Görüntülediğiniz mahkeme kararı henüz kesinleşmemiştir. Yararlı olması amacıyla eklenmiştir.

T.C.
İSTANBUL
BÖLGE ADLİYE MAHKEMESİ
17. HUKUK DAİRESİ
DOSYA NO: 2017/2641 Esas
KARAR NO: 2020/804
T Ü R K M İ L L E T İ A D I N A
İ S T İ N A F K A R A R I
İNCELENEN KARARIN
MAHKEMESİ: İSTANBUL 11. ASLİYE TİCARET MAHKEMESİ
TARİHİ: 22/06/2017
NUMARASI: 2016/59 Esas, 2017/503 Karar
DAVA: İSTİRDAT
KARAR TARİHİ: 19/03/2020
6100 sayılı Hukuk Muhakemeleri Kanunu’nun 353. maddesi uyarınca dosya incelendi.
GEREĞİ DÜŞÜNÜLDÜ:
İDDİA: Davacı vekili, 18.01.2015 tarihli dava dilekçesinde, davalı ile müvekkili arasında imzalanan 16.05.2014 tarihli sözleşmenin 7. maddesi gereğince, müvekkilinin davalı borçluya sözleşme bedelinin tamamı 219.000 USD ‘yi ödediğini, ancak davalının bir yıllık ücretin tamamını almasına ve müvekkilinin tüm edimlerini yerine getirmesine rağmen, haksız ve hukuksuz olarak müvekkilini … platformundan çıkardığını, davalının sözleşme gereği müvekkiline kullandırmadığı süre / kısımla ilgili bedeli iade etmek istememesi üzerine, müvekkilinin alacağın tahsili için, İstanbul … İcra Müdürlüğünün … Esas sayılı dosyasında icra takibi başlatıldığını, davalının takibe itiraz ettiğini, İtirazın haksız olduğunu iddia ederek, sürenin bitimine 302 gün kala müvekkilinin platformdan hukuka aykırı olarak çıkartıldığını, davalının vermemiş olduğu 302 günlük hizmet bedelinin 213.816 USD takip tarihi kur üzerinden 623.078,32 TL olduğunu, fazlaya dair hakları saklı kalmak kaydıyla, davalı borçlunun 170.000,00 TL yönünden icra takibinin iptaline, %20’den az olmamak üzere icra inkar tazminatına karar verilmesini talep ve dava etmiştir. Maliye Hazinesi vekili, 14.02.2017 tarihli dilekçesinde, 670 sayılı Kanun Hükmünde Kararname ve Milli Emlak Müdürlüğünün … sıra nolu Genelgesi uyarınca KHK İşlemleri İl Bürolarınca yürütülen sürece ilişkin kapatılan kurum ve kuruluşlar ile bunların bağlı oldukları tüzel kişilerin veya maliki gerçek kişilerin alacak ve haklarının tespiti ile ödenmesi gereken borçların ödenmesinin sağlanması konusunda görüş ve öneride bulunmak görevi kapsamında hak kayıplarının önlenmesi amacı ile idare adına devam olunmasının uygun olacağının belirtildiği, görüş ve talimatların bildirildiğini, davaya Maliye Hazinesi olarak devam olunacağını, davanın kabulüne karar verilmesini istemiştir.
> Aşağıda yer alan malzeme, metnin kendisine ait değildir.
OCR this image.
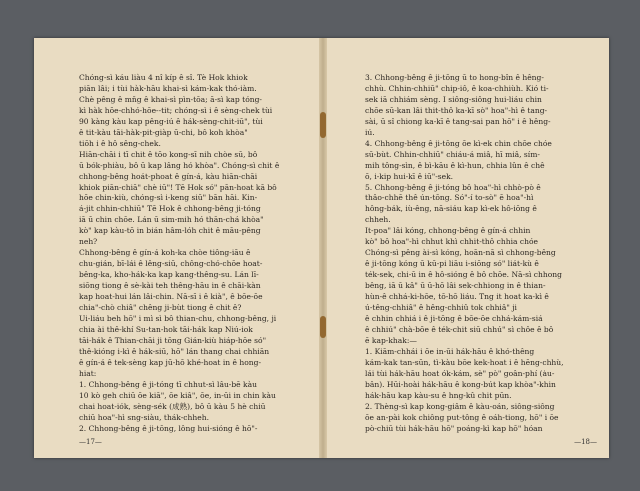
Chóng-sì káu liàu 4 nî kíp ê sî. Tè Hok khiok

piān lâi; i tùi hàk-hāu khai-sì kám-kak thó-iàm.

Chè pêng ê mn̄g ê khai-sì pìn-tōa; ā-sì kap tóng-

kì hàk hōe-chhó-hōe--tit; chóng-sì i ê sèng-chek tùi

90 kàng kàu kap pêng-iú ê hák-sèng-chit-iū", tùi

ê tit-kàu tāi-hàk-pit-giàp ū-chi, bô koh khòa"

tiōh i ê hô sêng-chek.

Hiān-chāi i tī chit ê tōo kong-sī nih chòe sū, bô

ū bók-phiàu, bô ū kap lâng hó khòa". Chóng-sì chit ê

chhong-bêng hoát-phoat ê gín-á, kàu hiān-chāi

khiok piān-chiā" chè iū"! Tē Hok só" pān-hoat kā bô

hōe chin-kiù, chóng-sì i-keng siū" bān hāi. Kin-

á-jit chhin-chhiū" Tē Hok ê chhong-bêng ji-tóng

iā ū chin chōe. Lán ū sim-mih hó thān-chá khòa"

kò" kap kàu-tō in bián hâm-lóh chit ê māu-pêng

neh?

Chhong-bêng ê gín-á koh-ka chòe tiông-iāu ê

chu-gián, bī-lái ê lêng-siū, chông-chó-chōe hoat-

bêng-ka, kho-hák-ka kap kang-thêng-su. Lán lī-

siōng tiong ê sè-kài teh thêng-hāu in ê chāi-kàn

kap hoat-hui lán lâi-chin. Nā-sī i ê kià", ê bōe-ōe

chia"-chò chiâ" chêng ji-bùt tiong ê chit ê?

Ui-liáu beh hō" i mì sì bô thian-chu, chhong-bêng, ji

chia ài thê-khí Su-tan-hok tāi-hák kap Niú-iok

tāi-hák ê Thian-chāi ji tōng Gián-kiù hiáp-hōe só"

thê-kióng i-kì ê hák-siū, hō" lán thang chai chhiān

ê gín-á ê tek-sèng kap jū-hō khé-hoat in ê hong-

hiat:

1. Chhong-bêng ê ji-tóng tī chhut-sì lâu-bē kàu

10 kò geh chiū ōe kiā", ōe kiâ", ōe, in-ūi in chin kàu

chai hoat-iók, sèng-sék (成熟), bô ū kàu 5 hè chiū

chiū hoa"-hì sng-siàu, thák-chheh.

2. Chhong-bêng ê ji-tōng, lông hui-sióng ê hō"-

—17—

3. Chhong-bêng ê ji-tōng ū to hong-bîn ê hêng-

chhù. Chhin-chhiū" chip-iô, ê koa-chhiùh. Kió ti-

sek iā chhiám sèng. I siông-siông hui-liáu chin

chōe sū-kan lâi thit-thô ka-kī sò" hoa"-hì ê tang-

sài, ū sî chiong ka-kī ê tang-sai pan hō" i ê hêng-

iú.

4. Chhong-bêng ê ji-tōng ōe kì-ek chin chōe chóe

sū-bùt. Chhin-chhiū" chiáu-á miâ, hī miâ, sím-

mih tông-sìn, ê bì-kāu ê kì-hun, chhia lûn ê chê

ō, i-kip hui-kī ê iū"-sek.

5. Chhong-bêng ê ji-tóng bô hoa"-hì chhò-pò ê

thâo-chhē thê ún-tōng. Só"-í to-sò" ē hoa"-hì

hông-bák, iù-êng, nā-siáu kap kì-ek hô-iōng ê

chheh.

It-poa" lâi kóng, chhong-bêng ê gín-á chhin

kò" bô hoa"-hì chhut khì chhit-thô chhia chóe

Chóng-sì pêng ài-sì kóng, hoān-nā sì chhong-bêng

ê ji-tōng kóng ū kū-pi liāu i-siōng só" liát-kù ê

ték-sek, chi-ū in ê hô-sióng ê bô chōe. Nā-sì chhong

bêng, iā ū kâ" ū ū-hō lâi sek-chhiong in ê thian-

hùn-ê chhá-ki-hōe, tō-hō liáu. Tng it hoat ka-kì ê

ú-têng-chhiâ" ê hêng-chhiû tok chhiâ" ji

ê chhin chhiá i ê ji-tōng ê bōe-ōe chhá-kám-siá

ê chhiú" chà-bōe ê ték-chit siū chhú" sì chôe ê bô

ē kap-khak:—

1. Kiām-chhái i ōe in-ūi hák-hāu ê khó-thêng

kám-kak tan-sūn, tì-kàu bōe kek-hoat i ê hēng-chhù,

lái tùi hák-hāu hoat ók-kám, sè" pò" goân-phí (ȧu-

bân). Hūi-hoài hák-hāu ê kong-bút kap khòa"-khin

hák-hāu kap kàu-su ê hng-kû chit pūn.

2. Thèng-sì kap kong-giâm ê kàu-oán, siông-siông

ōe an-pài kok chiông put-tông ê oáh-tiong, hō" i ōe

pò-chiū tùi hák-hāu hō" poáng-kì kap hō" hóan

—18—
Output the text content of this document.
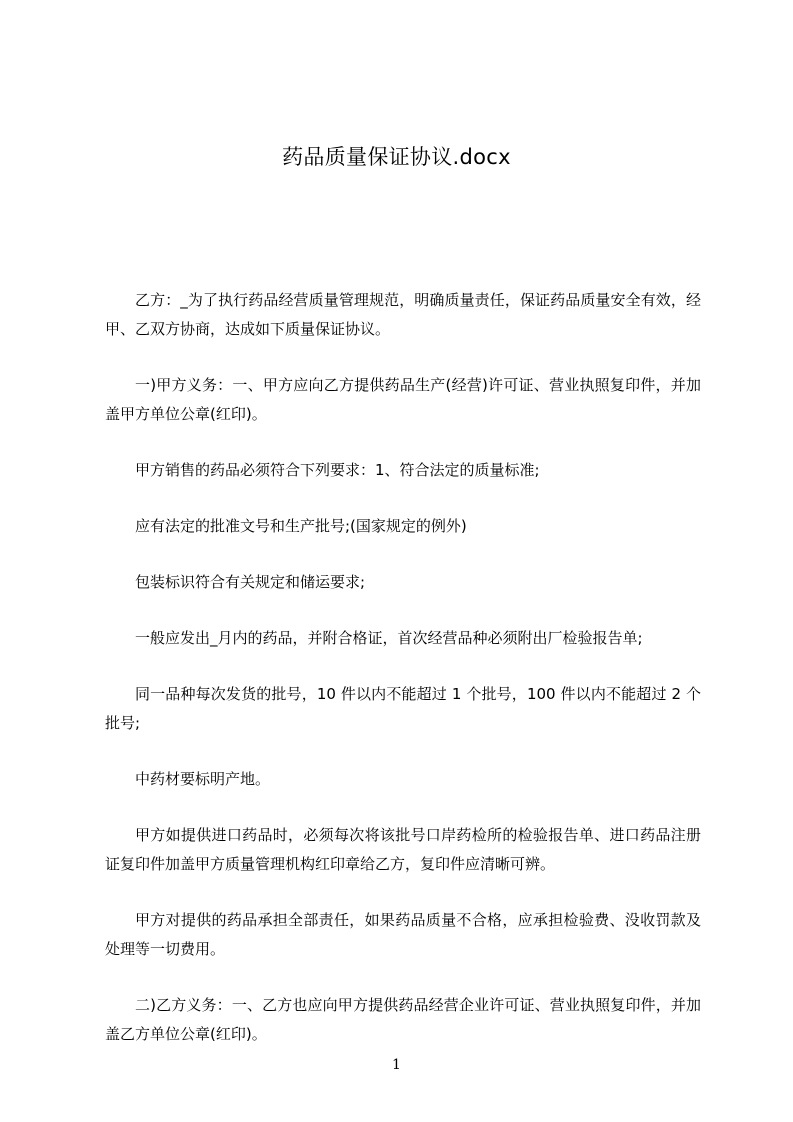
药品质量保证协议.docx

乙方：_为了执行药品经营质量管理规范，明确质量责任，保证药品质量安全有效，经甲、乙双方协商，达成如下质量保证协议。

一)甲方义务：一、甲方应向乙方提供药品生产(经营)许可证、营业执照复印件，并加盖甲方单位公章(红印)。

甲方销售的药品必须符合下列要求：1、符合法定的质量标准;

应有法定的批准文号和生产批号;(国家规定的例外)

包装标识符合有关规定和储运要求;

一般应发出_月内的药品，并附合格证，首次经营品种必须附出厂检验报告单;

同一品种每次发货的批号，10 件以内不能超过 1 个批号，100 件以内不能超过 2 个批号;

中药材要标明产地。

甲方如提供进口药品时，必须每次将该批号口岸药检所的检验报告单、进口药品注册证复印件加盖甲方质量管理机构红印章给乙方，复印件应清晰可辨。

甲方对提供的药品承担全部责任，如果药品质量不合格，应承担检验费、没收罚款及处理等一切费用。

二)乙方义务：一、乙方也应向甲方提供药品经营企业许可证、营业执照复印件，并加盖乙方单位公章(红印)。

1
CEVAP: Davalı vekili, Ankara Cumhuriyet Başsavcılığı’nın yazısına istinaden dava konusu … logolu kanalın platformdan çıkarıldığını, Ankara Cumhuriyet Başsavcılığı Anayasal Düzene Karşı İşlenen Suçlar Soruşturma Bürosu’nun 07.10.2015 tarih ve 2014/37666 Soruşturma sayılı yazısı uyarınca, yayın yapan, …, …, …, …, …, … logolu kanalların platformdan çıkartılmasının hasıl olduğunu, bahse konu kanalın … uydusundan da çıkartıldığını, müvekkili şirketin sözleşme yapma serbestisi ilkesi gereğince sözleşme yapıp yapmama hürriyetine sahip olduğunu, dava konusu olay hakkında RTÜK tarafından verilmiş aksi yönde bir karar/ görüşün söz konusu olmadığını, müvekkili şirketin hiçbir Anayasa ve ilgili yasa hükümlerini ihlal etmediğini, davacının alacak talebinin haksız ve hukuka aykırı olduğunu, Ankara Cumhuriyet Başsavcılığı’nın yazısı incelendiğinde “ terör örgütü olan yapının devleti ve siyasal iktidarı hedef alan yayınlar yaptığı gerekçesi ile suç işlemekte vasıta olarak kullanılması “nedeni ile yer ve imkan sağlanmamasına, fiillerine iştirak edilmemesine karar verildiğinin açık olduğunu, müvekkili şirketin marka değerinin zarara uğradığını, abonelik iptallerinin gerçekleştiğini ve tüketiciler tarafından Türkiye ‘nin dört bir yanında pek çok dava açıldığını, reklam gelirlerinin düştüğünü savunarak davanın reddine karar verilmesini istemiştir.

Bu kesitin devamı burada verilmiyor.